Les Chinois ont remplacé les Européens
Dans les années 1970, après la guerre du Kippour, le président Anouar El-Sadate voulait élargir et renforcer le secteur. Il a donc introduit des réformes économiques, dont la politique ODEP (Open Door Economic Policy), qui visait à attirer des investissements étrangers. Cette initiative a permis à des constructeurs comme Mercedes-Benz, Jeep et General Motors d’ouvrir des usines en Égypte. Cependant, l’élan de l’industrie automobile égyptienne a été brutalement interrompu en 2011 avec la chute du régime de Hosni Moubarak. De nombreux constructeurs occidentaux ont suspendu leurs activités, laissant l’industrie locale en déclin. Et ce sont les constructeurs chinois qui l’ont remplacé.
L’exemple du Maroc
Si l’Égypte fait des efforts significatifs pour relancer son industrie automobile, le Maroc représente un modèle déjà bien établi en Afrique. Le Maroc est aujourd’hui considéré comme un leader continental dans le secteur automobile grâce à des investissements massifs et à une stratégie claire mise en place depuis plusieurs décennies. Avec des constructeurs comme Renault et Stellantis (anciennement PSA Peugeot-Citroën), le Maroc produit plus de 400 000 véhicules par an, destinés à la fois au marché local et à l’exportation vers l’Europe et l’Afrique.
À Tanger, l’usine Renault-Nissan est l’un des plus grands sites de production automobile en Afrique, équipée de technologies modernes et alimentée en énergie renouvelable, ce qui renforce l’engagement du Maroc en matière de développement durable.

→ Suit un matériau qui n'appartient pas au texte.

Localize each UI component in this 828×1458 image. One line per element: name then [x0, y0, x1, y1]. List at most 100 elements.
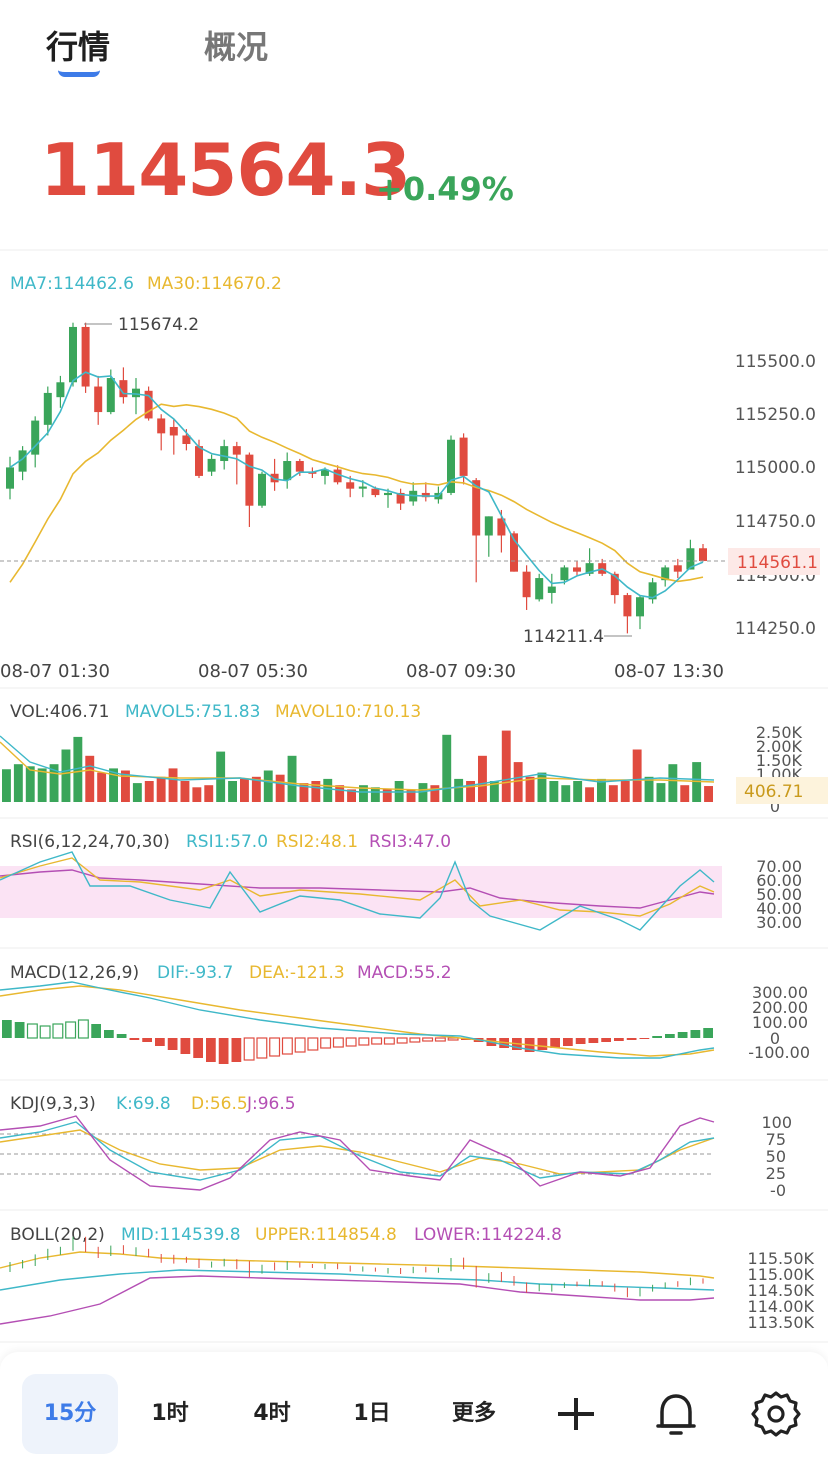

L’une des principales différences réside dans les infrastructures et les politiques incitatives. Le Maroc a mis en place une politique industrielle agressive, avec des zones franches comme Tanger Med, offrant des avantages fiscaux et douaniers aux investisseurs. Par ailleurs, le pays est plus avancé sur le chemin de l’augmentation de la valeur ajoutée et a développé une chaîne d’approvisionnement locale robuste, intégrant des centaines de fournisseurs de pièces détachées. En revanche, l’industrie égyptienne reste encore dépendante de l’importation de composants, bien que des efforts soient en cours pour développer une chaîne d’approvisionnement locale.
Sur le plan des véhicules électriques, le Maroc semble également avoir pris une longueur d’avance avec l’intégration de modèles électriques dans ses lignes de production et un projet ambitieux de développement de batteries à partir des ressources locales en cobalt. En comparaison, l’Égypte est encore au stade de l’installation de nouvelles usines de véhicules électriques, avec des prévisions de production relativement modestes.